An LR-series circuit is a type of electrical circuit that includes an inductor (L) and a resistor (R) connected in sequence. These circuits are commonly used to study transient responses, where the current or voltage takes time to reach its final value after a change, such as a sudden application of a voltage. This time-dependent behavior differentiates an LR-series circuit from static circuits.

**Key Components of an LR-series Circuit**:
- **Inductor (L):** This coil stores energy in a magnetic field when electric current flows through it, and opposes changes in the current.
- **Resistor (R):** This element opposes the flow of electric current, converting electrical energy into heat.
- **Voltage Source (E):** Supplies the power driving the current through the circuit.

In an LR-series circuit, the voltage drop across the inductor and the resistor must sum up to equal the imposed voltage from the source. This relationship helps us understand how current changes with time as the circuit reaches its steady state.

Variable inductance involves an inductor whose inductance value can change rather than remain constant. This means that the inductor can dynamically adjust its opposition to changing currents over time, providing a more flexible control over the circuit behavior.

In the given problem, the inductance is defined as a piecewise function, where:\[L(t)= \begin{cases}1-\frac{1}{10} t, & 0 \leq t<10 \ 0, & t \geq 10\end{cases}\]**Implications of Variable Inductance**:- By having a variable inductance, the circuit's response to an applied voltage is time-dependent, exactly following the given inductance formula.
- As the inductor varies over time, its impact on the circuit's impedance changes, influencing how quickly the circuit reaches steady state.
- Understanding this time-variance is crucial for modeling real-world applications, where inductors may not always maintain a constant inductance due to factors like core saturation.

The initial condition specifies the state of a system, such as an LR-series circuit, at the start of an analysis or simulation. For differential equations, initial conditions are essential because they help determine a unique solution.

For instance, in our problem, the initial condition is given as \( i(0) = 0 \). This tells us that the current through the circuit is zero at time zero. Initial conditions are utilized for:

- **Solving Differential Equations:** They provide the specific values needed to solve for constants present in the solution.
- **Setting System Start Points:** By defining what happens at the very start, we influence how the solution behaves over time.
- **Ensuring System Stability:** Knowing the initial condition aids in predicting whether a system will stabilize or escalate under certain conditions.

Without these initial conditions, we might get a general solution but not one tailored to the specific moment or most applicable scenario.

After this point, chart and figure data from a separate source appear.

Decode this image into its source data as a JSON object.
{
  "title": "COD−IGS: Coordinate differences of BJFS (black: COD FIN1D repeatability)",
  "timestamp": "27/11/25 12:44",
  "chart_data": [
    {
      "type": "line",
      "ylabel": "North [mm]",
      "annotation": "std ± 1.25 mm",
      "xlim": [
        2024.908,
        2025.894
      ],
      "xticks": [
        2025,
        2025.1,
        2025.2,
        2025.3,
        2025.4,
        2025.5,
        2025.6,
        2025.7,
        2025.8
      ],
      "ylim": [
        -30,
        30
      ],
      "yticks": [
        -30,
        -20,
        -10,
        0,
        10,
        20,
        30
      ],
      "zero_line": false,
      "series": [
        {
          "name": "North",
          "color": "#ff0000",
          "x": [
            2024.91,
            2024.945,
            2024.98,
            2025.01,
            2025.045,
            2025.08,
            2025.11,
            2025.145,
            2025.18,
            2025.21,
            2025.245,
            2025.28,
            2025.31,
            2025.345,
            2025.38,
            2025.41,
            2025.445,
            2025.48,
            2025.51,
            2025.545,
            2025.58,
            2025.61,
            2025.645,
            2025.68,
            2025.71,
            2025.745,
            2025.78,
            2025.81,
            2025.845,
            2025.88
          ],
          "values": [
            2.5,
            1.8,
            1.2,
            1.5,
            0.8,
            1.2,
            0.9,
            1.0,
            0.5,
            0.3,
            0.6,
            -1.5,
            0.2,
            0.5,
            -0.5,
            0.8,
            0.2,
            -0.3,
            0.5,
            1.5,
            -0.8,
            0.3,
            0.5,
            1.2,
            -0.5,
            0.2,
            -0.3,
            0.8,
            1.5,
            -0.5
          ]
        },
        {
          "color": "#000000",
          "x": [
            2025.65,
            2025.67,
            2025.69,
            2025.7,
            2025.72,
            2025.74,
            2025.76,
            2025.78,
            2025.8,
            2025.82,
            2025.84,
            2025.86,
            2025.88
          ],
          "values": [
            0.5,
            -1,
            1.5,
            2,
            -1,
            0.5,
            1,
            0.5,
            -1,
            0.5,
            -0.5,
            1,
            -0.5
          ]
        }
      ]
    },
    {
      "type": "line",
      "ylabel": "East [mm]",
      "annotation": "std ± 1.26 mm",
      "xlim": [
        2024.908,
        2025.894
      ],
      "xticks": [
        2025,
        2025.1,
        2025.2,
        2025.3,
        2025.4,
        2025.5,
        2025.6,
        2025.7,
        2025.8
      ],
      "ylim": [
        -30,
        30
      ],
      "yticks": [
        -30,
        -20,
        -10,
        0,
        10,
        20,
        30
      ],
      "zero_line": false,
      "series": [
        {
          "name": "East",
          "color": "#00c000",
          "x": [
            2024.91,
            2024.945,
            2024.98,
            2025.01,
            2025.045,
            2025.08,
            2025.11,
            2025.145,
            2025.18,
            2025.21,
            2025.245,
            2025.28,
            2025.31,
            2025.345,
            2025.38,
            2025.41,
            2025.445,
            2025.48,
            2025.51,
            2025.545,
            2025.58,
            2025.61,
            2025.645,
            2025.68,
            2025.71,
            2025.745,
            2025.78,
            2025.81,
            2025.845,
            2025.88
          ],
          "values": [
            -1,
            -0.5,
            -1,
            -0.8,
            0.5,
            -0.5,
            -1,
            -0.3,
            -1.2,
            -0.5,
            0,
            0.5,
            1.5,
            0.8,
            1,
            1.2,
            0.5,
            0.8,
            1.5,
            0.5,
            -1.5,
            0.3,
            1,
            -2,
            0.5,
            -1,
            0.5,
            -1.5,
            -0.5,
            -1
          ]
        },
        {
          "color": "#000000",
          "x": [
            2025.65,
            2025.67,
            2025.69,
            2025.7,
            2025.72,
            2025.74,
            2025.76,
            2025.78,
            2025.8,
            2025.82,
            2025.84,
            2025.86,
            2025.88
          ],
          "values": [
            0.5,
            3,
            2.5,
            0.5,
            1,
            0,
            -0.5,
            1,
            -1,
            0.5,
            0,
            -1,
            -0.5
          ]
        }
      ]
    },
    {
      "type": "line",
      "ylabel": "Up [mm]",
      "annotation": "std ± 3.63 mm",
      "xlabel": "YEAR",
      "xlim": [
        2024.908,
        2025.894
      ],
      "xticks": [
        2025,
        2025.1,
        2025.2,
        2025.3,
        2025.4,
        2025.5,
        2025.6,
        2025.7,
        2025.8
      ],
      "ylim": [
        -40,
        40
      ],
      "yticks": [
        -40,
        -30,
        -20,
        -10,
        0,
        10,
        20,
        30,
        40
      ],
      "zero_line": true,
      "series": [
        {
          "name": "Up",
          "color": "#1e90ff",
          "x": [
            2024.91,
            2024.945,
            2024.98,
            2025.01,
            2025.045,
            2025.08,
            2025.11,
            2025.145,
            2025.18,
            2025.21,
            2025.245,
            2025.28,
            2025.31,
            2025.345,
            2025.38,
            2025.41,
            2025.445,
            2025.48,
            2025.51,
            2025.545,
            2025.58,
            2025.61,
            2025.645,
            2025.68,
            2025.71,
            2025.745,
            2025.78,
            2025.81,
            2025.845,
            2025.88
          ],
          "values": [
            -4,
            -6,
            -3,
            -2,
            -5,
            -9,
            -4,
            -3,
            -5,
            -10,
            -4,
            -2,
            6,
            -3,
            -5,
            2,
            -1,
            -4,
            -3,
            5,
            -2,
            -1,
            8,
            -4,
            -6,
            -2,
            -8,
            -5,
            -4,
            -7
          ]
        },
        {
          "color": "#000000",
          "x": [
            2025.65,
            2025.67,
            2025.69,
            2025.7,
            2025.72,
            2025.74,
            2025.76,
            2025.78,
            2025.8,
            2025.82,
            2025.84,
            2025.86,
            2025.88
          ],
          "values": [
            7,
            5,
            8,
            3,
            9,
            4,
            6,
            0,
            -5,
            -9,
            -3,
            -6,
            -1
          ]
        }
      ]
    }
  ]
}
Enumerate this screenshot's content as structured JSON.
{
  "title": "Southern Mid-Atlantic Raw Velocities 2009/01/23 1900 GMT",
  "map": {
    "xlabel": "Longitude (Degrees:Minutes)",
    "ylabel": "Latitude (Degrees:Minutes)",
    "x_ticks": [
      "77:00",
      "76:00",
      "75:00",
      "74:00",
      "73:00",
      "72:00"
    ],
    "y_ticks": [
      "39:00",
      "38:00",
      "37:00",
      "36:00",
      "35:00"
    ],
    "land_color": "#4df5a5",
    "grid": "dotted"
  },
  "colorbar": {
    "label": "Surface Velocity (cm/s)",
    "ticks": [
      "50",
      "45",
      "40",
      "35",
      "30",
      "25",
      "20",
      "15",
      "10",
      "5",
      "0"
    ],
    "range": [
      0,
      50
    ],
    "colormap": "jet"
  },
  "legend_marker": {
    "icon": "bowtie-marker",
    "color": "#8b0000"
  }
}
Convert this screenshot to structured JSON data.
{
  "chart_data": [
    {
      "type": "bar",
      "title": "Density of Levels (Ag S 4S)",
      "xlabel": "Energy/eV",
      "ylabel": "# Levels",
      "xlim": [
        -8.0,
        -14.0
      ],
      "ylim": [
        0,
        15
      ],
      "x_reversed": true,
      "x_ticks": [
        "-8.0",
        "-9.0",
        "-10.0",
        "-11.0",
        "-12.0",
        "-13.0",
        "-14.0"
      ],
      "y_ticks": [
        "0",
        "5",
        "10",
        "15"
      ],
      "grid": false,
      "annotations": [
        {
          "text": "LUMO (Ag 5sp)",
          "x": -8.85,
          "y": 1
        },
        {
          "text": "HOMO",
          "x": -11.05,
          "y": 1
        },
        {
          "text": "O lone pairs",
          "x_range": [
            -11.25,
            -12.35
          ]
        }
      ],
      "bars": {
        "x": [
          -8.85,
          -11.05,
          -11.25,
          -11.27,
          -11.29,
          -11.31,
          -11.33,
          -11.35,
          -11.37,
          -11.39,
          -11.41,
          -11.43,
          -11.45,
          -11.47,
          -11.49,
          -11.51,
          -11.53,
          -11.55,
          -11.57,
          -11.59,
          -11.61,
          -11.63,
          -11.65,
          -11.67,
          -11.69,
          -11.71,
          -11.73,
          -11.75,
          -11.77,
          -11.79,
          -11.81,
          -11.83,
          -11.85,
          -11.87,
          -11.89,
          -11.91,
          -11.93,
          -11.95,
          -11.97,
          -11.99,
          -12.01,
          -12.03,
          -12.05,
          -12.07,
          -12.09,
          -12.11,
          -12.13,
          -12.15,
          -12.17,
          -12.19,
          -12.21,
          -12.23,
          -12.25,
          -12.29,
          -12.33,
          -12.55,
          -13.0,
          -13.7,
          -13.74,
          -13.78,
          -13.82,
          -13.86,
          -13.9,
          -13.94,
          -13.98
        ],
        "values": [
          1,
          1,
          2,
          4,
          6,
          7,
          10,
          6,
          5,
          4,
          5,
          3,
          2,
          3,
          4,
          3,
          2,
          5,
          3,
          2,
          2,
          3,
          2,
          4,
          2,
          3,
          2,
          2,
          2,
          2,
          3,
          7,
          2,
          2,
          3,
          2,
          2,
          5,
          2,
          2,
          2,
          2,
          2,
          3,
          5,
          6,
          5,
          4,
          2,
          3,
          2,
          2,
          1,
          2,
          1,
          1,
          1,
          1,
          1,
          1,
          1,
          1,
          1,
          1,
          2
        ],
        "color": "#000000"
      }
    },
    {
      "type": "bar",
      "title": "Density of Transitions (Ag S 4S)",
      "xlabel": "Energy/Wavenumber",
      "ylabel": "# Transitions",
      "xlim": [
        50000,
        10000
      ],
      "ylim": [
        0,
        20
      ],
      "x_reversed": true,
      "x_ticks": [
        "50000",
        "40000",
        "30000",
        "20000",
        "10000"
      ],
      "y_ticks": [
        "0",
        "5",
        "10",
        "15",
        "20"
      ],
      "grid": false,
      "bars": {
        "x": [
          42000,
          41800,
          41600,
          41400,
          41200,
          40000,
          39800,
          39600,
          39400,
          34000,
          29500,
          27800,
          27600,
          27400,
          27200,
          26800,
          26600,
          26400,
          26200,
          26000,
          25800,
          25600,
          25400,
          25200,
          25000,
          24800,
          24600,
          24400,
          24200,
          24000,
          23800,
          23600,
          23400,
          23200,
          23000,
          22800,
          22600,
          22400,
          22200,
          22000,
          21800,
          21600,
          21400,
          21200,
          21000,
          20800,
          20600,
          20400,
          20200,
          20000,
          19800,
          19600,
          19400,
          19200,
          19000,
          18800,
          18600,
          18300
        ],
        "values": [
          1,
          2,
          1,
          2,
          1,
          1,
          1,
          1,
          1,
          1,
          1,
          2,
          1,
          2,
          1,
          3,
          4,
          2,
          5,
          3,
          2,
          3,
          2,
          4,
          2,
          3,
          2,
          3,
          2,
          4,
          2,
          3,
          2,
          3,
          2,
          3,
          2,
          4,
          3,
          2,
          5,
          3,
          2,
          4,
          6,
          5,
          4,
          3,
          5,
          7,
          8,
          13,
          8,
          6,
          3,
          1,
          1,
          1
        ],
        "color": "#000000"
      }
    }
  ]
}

A piecewise function is a math function defined by multiple sub-functions, each corresponding to a certain interval in its domain. In real-world applications, like circuits, piecewise functions are essential for modeling behaviors that change over time or under specific conditions.

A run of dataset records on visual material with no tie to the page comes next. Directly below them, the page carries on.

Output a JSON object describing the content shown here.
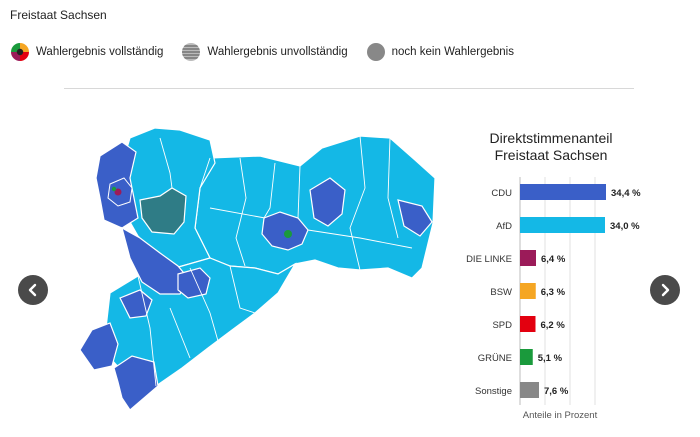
{
  "page_title": "Freistaat Sachsen",
  "legend": [
    {
      "label": "Wahlergebnis vollständig",
      "icon": "pie-multicolor-icon"
    },
    {
      "label": "Wahlergebnis unvollständig",
      "icon": "striped-circle-icon"
    },
    {
      "label": "noch kein Wahlergebnis",
      "icon": "gray-circle-icon"
    }
  ],
  "nav": {
    "prev_icon": "chevron-left-icon",
    "next_icon": "chevron-right-icon"
  },
  "colors": {
    "cdu": "#3a5fc8",
    "afd": "#14b8e6",
    "linke": "#9b1b59",
    "bsw": "#f5a623",
    "spd": "#e3000f",
    "gruene": "#1a9a3c",
    "sonstige": "#888888",
    "unvollstaendig": "#2f7c86"
  },
  "chart_data": {
    "type": "bar",
    "orientation": "horizontal",
    "title_line1": "Direktstimmenanteil",
    "title_line2": "Freistaat Sachsen",
    "xlabel": "Anteile in Prozent",
    "xlim": [
      0,
      40
    ],
    "categories": [
      "CDU",
      "AfD",
      "DIE LINKE",
      "BSW",
      "SPD",
      "GRÜNE",
      "Sonstige"
    ],
    "values": [
      34.4,
      34.0,
      6.4,
      6.3,
      6.2,
      5.1,
      7.6
    ],
    "value_labels": [
      "34,4 %",
      "34,0 %",
      "6,4 %",
      "6,3 %",
      "6,2 %",
      "5,1 %",
      "7,6 %"
    ],
    "bar_colors": [
      "#3a5fc8",
      "#14b8e6",
      "#9b1b59",
      "#f5a623",
      "#e3000f",
      "#1a9a3c",
      "#888888"
    ],
    "grid": true
  }
}
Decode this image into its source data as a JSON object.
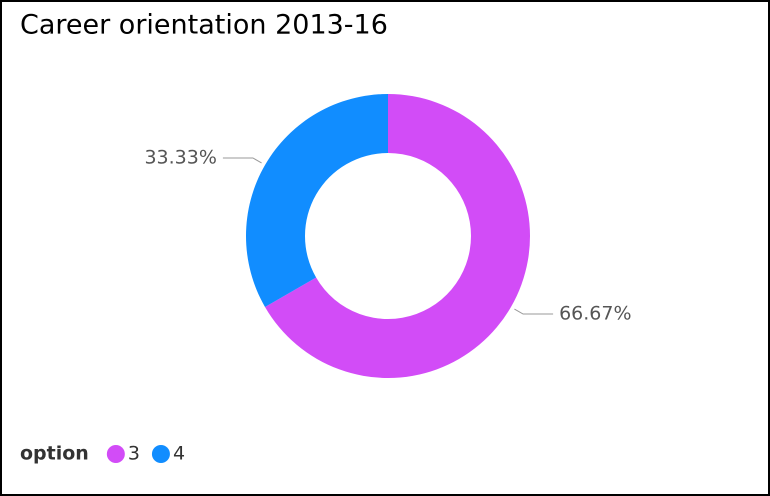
{
  "chart_data": {
    "type": "donut",
    "title": "Career orientation 2013-16",
    "legend_title": "option",
    "categories": [
      "3",
      "4"
    ],
    "values": [
      66.67,
      33.33
    ],
    "value_labels": [
      "66.67%",
      "33.33%"
    ],
    "colors": [
      "#d24cf7",
      "#118dff"
    ],
    "legend": "bottom-left"
  }
}
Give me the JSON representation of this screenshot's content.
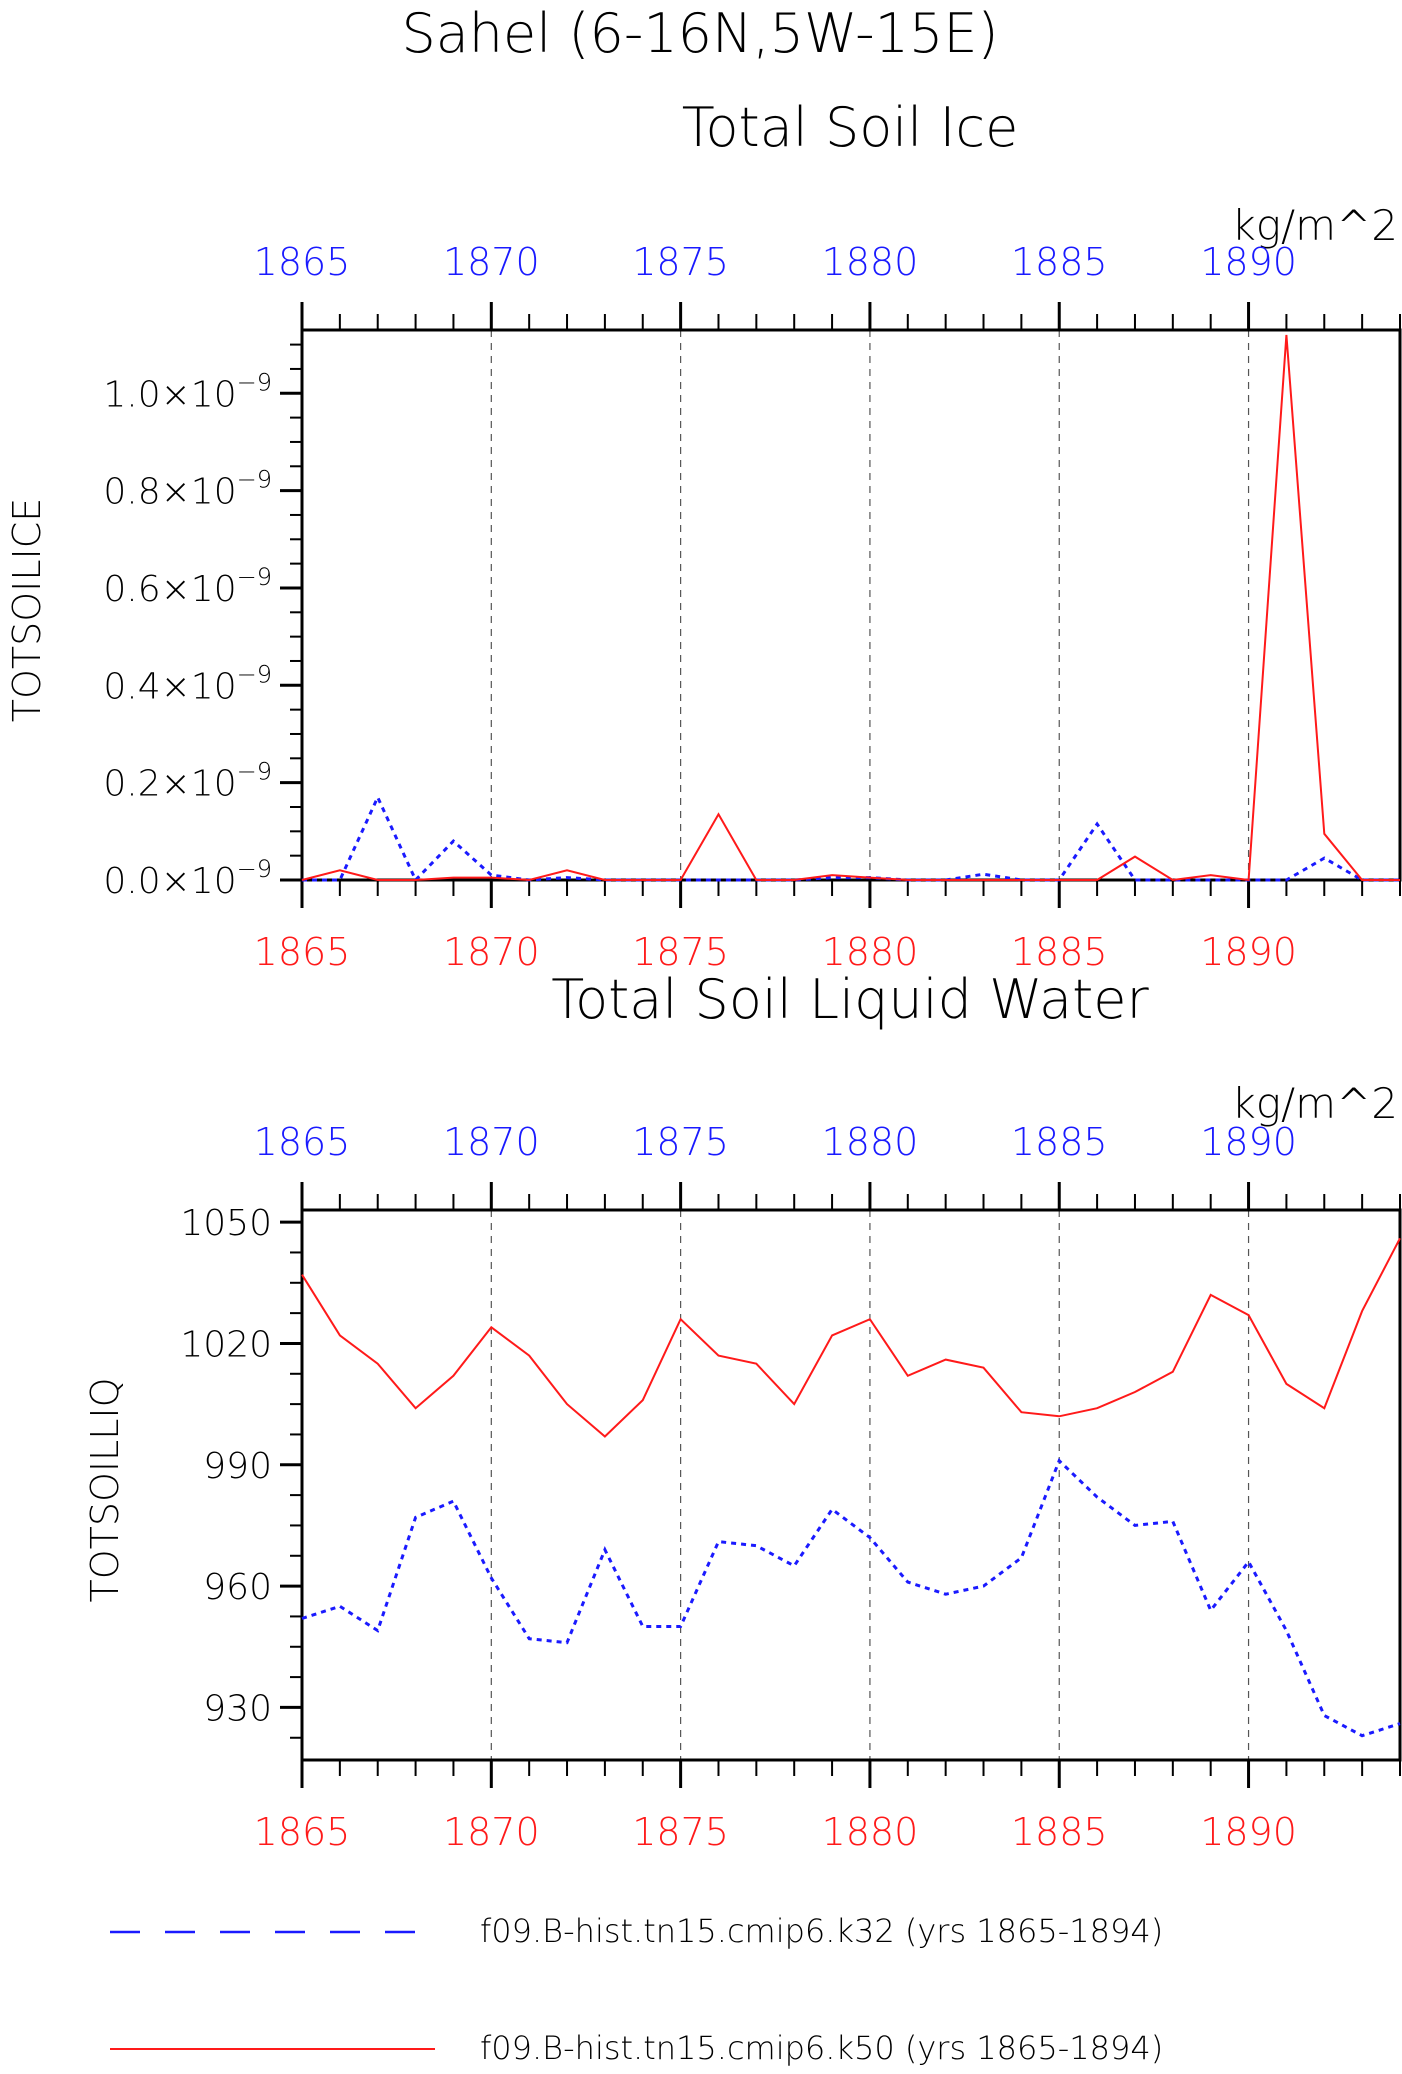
{
  "figure": {
    "main_title": "Sahel (6-16N,5W-15E)",
    "colors": {
      "blue": "#1a1aff",
      "red": "#ff1a1a",
      "axis": "#000000",
      "grid": "#555555"
    }
  },
  "legend": {
    "items": [
      {
        "label": "f09.B-hist.tn15.cmip6.k32 (yrs 1865-1894)",
        "color": "#1a1aff",
        "style": "dashed"
      },
      {
        "label": "f09.B-hist.tn15.cmip6.k50 (yrs 1865-1894)",
        "color": "#ff1a1a",
        "style": "solid"
      }
    ]
  },
  "chart_data": [
    {
      "type": "line",
      "title": "Total Soil Ice",
      "ylabel": "TOTSOILICE",
      "units": "kg/m^2",
      "xlim": [
        1865,
        1894
      ],
      "ylim": [
        0,
        1.13e-09
      ],
      "x_ticks": [
        "1865",
        "1870",
        "1875",
        "1880",
        "1885",
        "1890"
      ],
      "y_ticks": [
        {
          "base": "0.0×10",
          "exp": "−9",
          "value": 0
        },
        {
          "base": "0.2×10",
          "exp": "−9",
          "value": 2e-10
        },
        {
          "base": "0.4×10",
          "exp": "−9",
          "value": 4e-10
        },
        {
          "base": "0.6×10",
          "exp": "−9",
          "value": 6e-10
        },
        {
          "base": "0.8×10",
          "exp": "−9",
          "value": 8e-10
        },
        {
          "base": "1.0×10",
          "exp": "−9",
          "value": 1e-09
        }
      ],
      "grid_x": [
        1870,
        1875,
        1880,
        1885,
        1890
      ],
      "x": [
        1865,
        1866,
        1867,
        1868,
        1869,
        1870,
        1871,
        1872,
        1873,
        1874,
        1875,
        1876,
        1877,
        1878,
        1879,
        1880,
        1881,
        1882,
        1883,
        1884,
        1885,
        1886,
        1887,
        1888,
        1889,
        1890,
        1891,
        1892,
        1893,
        1894
      ],
      "series": [
        {
          "name": "f09.B-hist.tn15.cmip6.k32 (yrs 1865-1894)",
          "color": "#1a1aff",
          "style": "dashed",
          "values": [
            0,
            0,
            1.7e-10,
            0,
            8e-11,
            1e-11,
            0,
            5e-12,
            0,
            0,
            0,
            0,
            0,
            0,
            5e-12,
            5e-12,
            0,
            0,
            1.2e-11,
            0,
            0,
            1.15e-10,
            0,
            0,
            0,
            0,
            0,
            4.5e-11,
            0,
            0
          ]
        },
        {
          "name": "f09.B-hist.tn15.cmip6.k50 (yrs 1865-1894)",
          "color": "#ff1a1a",
          "style": "solid",
          "values": [
            0,
            2e-11,
            0,
            0,
            5e-12,
            5e-12,
            0,
            2e-11,
            0,
            0,
            0,
            1.35e-10,
            0,
            0,
            1e-11,
            5e-12,
            0,
            0,
            0,
            0,
            0,
            0,
            4.8e-11,
            0,
            1e-11,
            0,
            1.12e-09,
            9.5e-11,
            0,
            0
          ]
        }
      ]
    },
    {
      "type": "line",
      "title": "Total Soil Liquid Water",
      "ylabel": "TOTSOILLIQ",
      "units": "kg/m^2",
      "xlim": [
        1865,
        1894
      ],
      "ylim": [
        917,
        1053
      ],
      "x_ticks": [
        "1865",
        "1870",
        "1875",
        "1880",
        "1885",
        "1890"
      ],
      "y_ticks": [
        {
          "base": "930",
          "exp": "",
          "value": 930
        },
        {
          "base": "960",
          "exp": "",
          "value": 960
        },
        {
          "base": "990",
          "exp": "",
          "value": 990
        },
        {
          "base": "1020",
          "exp": "",
          "value": 1020
        },
        {
          "base": "1050",
          "exp": "",
          "value": 1050
        }
      ],
      "grid_x": [
        1870,
        1875,
        1880,
        1885,
        1890
      ],
      "x": [
        1865,
        1866,
        1867,
        1868,
        1869,
        1870,
        1871,
        1872,
        1873,
        1874,
        1875,
        1876,
        1877,
        1878,
        1879,
        1880,
        1881,
        1882,
        1883,
        1884,
        1885,
        1886,
        1887,
        1888,
        1889,
        1890,
        1891,
        1892,
        1893,
        1894
      ],
      "series": [
        {
          "name": "f09.B-hist.tn15.cmip6.k32 (yrs 1865-1894)",
          "color": "#1a1aff",
          "style": "dashed",
          "values": [
            952,
            955,
            949,
            977,
            981,
            962,
            947,
            946,
            969,
            950,
            950,
            971,
            970,
            965,
            979,
            972,
            961,
            958,
            960,
            967,
            991,
            982,
            975,
            976,
            954,
            966,
            949,
            928,
            923,
            926
          ]
        },
        {
          "name": "f09.B-hist.tn15.cmip6.k50 (yrs 1865-1894)",
          "color": "#ff1a1a",
          "style": "solid",
          "values": [
            1037,
            1022,
            1015,
            1004,
            1012,
            1024,
            1017,
            1005,
            997,
            1006,
            1026,
            1017,
            1015,
            1005,
            1022,
            1026,
            1012,
            1016,
            1014,
            1003,
            1002,
            1004,
            1008,
            1013,
            1032,
            1027,
            1010,
            1004,
            1028,
            1046
          ]
        }
      ]
    }
  ]
}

**Key Aspects of Piecewise Functions**:
- They allow us to describe complex behaviors in a simplified way. Each segment of the function caters to a different operational region or condition.
- In our problem, the inductance function \( L(t) \) is a piecewise function that changes its value based on time \( t \).
- Piecewise functions are crucial when certain properties of a system (like inductance) suddenly change at determined points, impacting the system's overall behavior.

In the exercise, transitioning from one piece of the function to another (at \( t = 10 \)) signifies a change in the circuit dynamics, influencing the solution and the graphical representation of the current \( i(t) \). This highlights their role in accurately depicting scenarios for different time periods or conditions.